If you have fond memories of animated shows on the Disney Channel from approximately 1987-1997, you have this beloved 1985 classic to thank. The gooey ursine residents of Gummi Glen have an amazingly deep history filled with intricate machines and periodic wars with humanity stretching back centuries (seriously, the Great Gummis—the ancient ancestors of the show’s bears who have fled across the ocean from human aggression—are basically Tolkien’s elves gone to Valinor). 

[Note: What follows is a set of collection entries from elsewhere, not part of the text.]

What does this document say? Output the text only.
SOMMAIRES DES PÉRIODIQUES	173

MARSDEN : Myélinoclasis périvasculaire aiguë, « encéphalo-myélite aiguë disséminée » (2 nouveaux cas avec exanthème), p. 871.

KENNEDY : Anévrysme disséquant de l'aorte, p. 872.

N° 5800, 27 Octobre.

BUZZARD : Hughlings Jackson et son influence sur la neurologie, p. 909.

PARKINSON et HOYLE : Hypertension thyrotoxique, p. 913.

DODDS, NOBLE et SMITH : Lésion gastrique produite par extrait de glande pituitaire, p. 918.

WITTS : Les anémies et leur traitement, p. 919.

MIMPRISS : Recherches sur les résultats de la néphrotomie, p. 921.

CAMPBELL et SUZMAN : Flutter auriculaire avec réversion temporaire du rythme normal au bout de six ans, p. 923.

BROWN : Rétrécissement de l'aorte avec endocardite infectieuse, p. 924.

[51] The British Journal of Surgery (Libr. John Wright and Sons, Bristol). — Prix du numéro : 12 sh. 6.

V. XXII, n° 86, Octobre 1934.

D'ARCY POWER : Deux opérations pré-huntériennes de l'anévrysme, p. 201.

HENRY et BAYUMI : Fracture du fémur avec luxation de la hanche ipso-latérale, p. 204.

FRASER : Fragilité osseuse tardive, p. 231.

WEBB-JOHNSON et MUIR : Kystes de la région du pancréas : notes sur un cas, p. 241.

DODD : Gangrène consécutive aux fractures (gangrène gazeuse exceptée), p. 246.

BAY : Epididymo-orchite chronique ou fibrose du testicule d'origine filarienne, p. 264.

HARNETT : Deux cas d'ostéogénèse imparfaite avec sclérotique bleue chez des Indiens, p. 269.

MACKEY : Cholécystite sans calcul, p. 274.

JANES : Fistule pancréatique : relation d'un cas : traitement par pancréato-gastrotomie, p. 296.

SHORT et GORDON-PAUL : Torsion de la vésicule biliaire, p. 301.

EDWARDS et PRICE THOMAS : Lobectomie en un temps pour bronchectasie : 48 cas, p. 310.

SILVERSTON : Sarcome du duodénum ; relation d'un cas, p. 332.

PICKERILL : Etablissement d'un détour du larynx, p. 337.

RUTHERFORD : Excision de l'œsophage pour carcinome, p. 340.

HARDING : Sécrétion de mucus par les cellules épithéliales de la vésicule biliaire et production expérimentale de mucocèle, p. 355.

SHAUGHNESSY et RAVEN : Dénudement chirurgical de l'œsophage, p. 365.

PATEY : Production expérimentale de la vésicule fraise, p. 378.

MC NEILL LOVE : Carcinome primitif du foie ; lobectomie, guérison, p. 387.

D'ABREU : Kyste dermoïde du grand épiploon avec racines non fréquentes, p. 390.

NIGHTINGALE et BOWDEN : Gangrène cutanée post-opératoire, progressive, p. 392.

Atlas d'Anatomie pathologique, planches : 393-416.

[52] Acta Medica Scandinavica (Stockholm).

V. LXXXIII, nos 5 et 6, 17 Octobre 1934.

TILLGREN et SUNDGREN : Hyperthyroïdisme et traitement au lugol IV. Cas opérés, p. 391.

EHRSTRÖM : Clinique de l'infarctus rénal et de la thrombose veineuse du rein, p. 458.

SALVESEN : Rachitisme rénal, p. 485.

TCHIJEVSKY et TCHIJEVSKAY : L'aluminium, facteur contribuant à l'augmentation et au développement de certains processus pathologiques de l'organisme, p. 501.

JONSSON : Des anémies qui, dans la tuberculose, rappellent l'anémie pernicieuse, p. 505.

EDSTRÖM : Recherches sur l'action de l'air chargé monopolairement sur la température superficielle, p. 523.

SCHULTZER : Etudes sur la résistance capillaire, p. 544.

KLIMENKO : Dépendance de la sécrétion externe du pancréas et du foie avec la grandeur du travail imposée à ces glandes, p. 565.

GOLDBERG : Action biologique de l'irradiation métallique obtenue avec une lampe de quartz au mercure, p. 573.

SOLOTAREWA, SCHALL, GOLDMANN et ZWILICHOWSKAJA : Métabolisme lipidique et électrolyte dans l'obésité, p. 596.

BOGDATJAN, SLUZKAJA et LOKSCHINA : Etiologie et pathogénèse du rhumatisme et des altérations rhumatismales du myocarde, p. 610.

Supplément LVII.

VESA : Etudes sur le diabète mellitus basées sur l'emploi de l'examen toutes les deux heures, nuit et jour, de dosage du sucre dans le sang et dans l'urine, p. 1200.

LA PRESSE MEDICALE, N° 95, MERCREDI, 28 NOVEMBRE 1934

The show is filled with creatures, medieval-era knights, witches, warlocks, and other high fantasy elements that wouldn’t be out of place in Skyrim. Throw in a killer theme song sung by Joseph Williams (once the lead singer of Toto and son of the legendary John) and you have a show so successful that it led to future hits like DuckTalesChip ‘n Dale Rescue RangersTaleSpin, and Gargoyles.

Motocrossed

Do you want your Disney channel with a healthy dose of XtReMe TeEn life from 2001? Do you long for the days when motocross was mildly popular, enough so to warrant the characters in this movie wearing Fox and other associated labels without embarrassment in a DCOM (Disney Channel Original Movie)? Do you want a loose interpretation of Twelfth Night with a nefarious French villain that enters in the third act? If any of these hit a Venn diagram of your sweet spots, Motocrossed is for you.

Picture She’s The Man with motorbikes and you’re on the right track. Emo legends The Juliana Theory have a song on this DCOM’s soundtrack; what more do you need to convince you of this movie’s worth? 

A Goofy Movie

This is the most underrated Disney animated feature of the 1990s HANDS DOWN (possibly the most underrated animated feature in the company’s entire nine-decade history). A 1995 road trip/buddy movie set in the universe created by Goof Troop, Goofy tries to reconnect with his teenage son, Max, by setting off for the fishing spot his dad once showed him. Max secretly co-opts the trip into a cross-country odyssey to get on stage with Powerline, his favorite musician.

Goofy and Max get into all kinds of crazy hijinks, including a run-in with Bigfoot and a visit to Lester’s Possum Park, a truly nightmarish version of the Country Bear Jamboree. On top of all this, A Goofy Movie has an amazing soundtrack. Powerline’s songs are performed by R&B teen idol Tevin Campbell and are genuinely great; you could easily play “I 2 I” or “Stand Out” at a 90s-themed mixer and nobody’d blink an eye. Come for the music, stick around for the great movie.

The beautiful thing about Disney+ is its depth. Disney is pulling on 90+ years of original content for the streaming service; when all of their recent purchases, ancillary properties, and acquisitions are added in, it’s hard to justify not getting an account coming Thanksgiving. Disney+ looks to become the Death Lineup of streaming.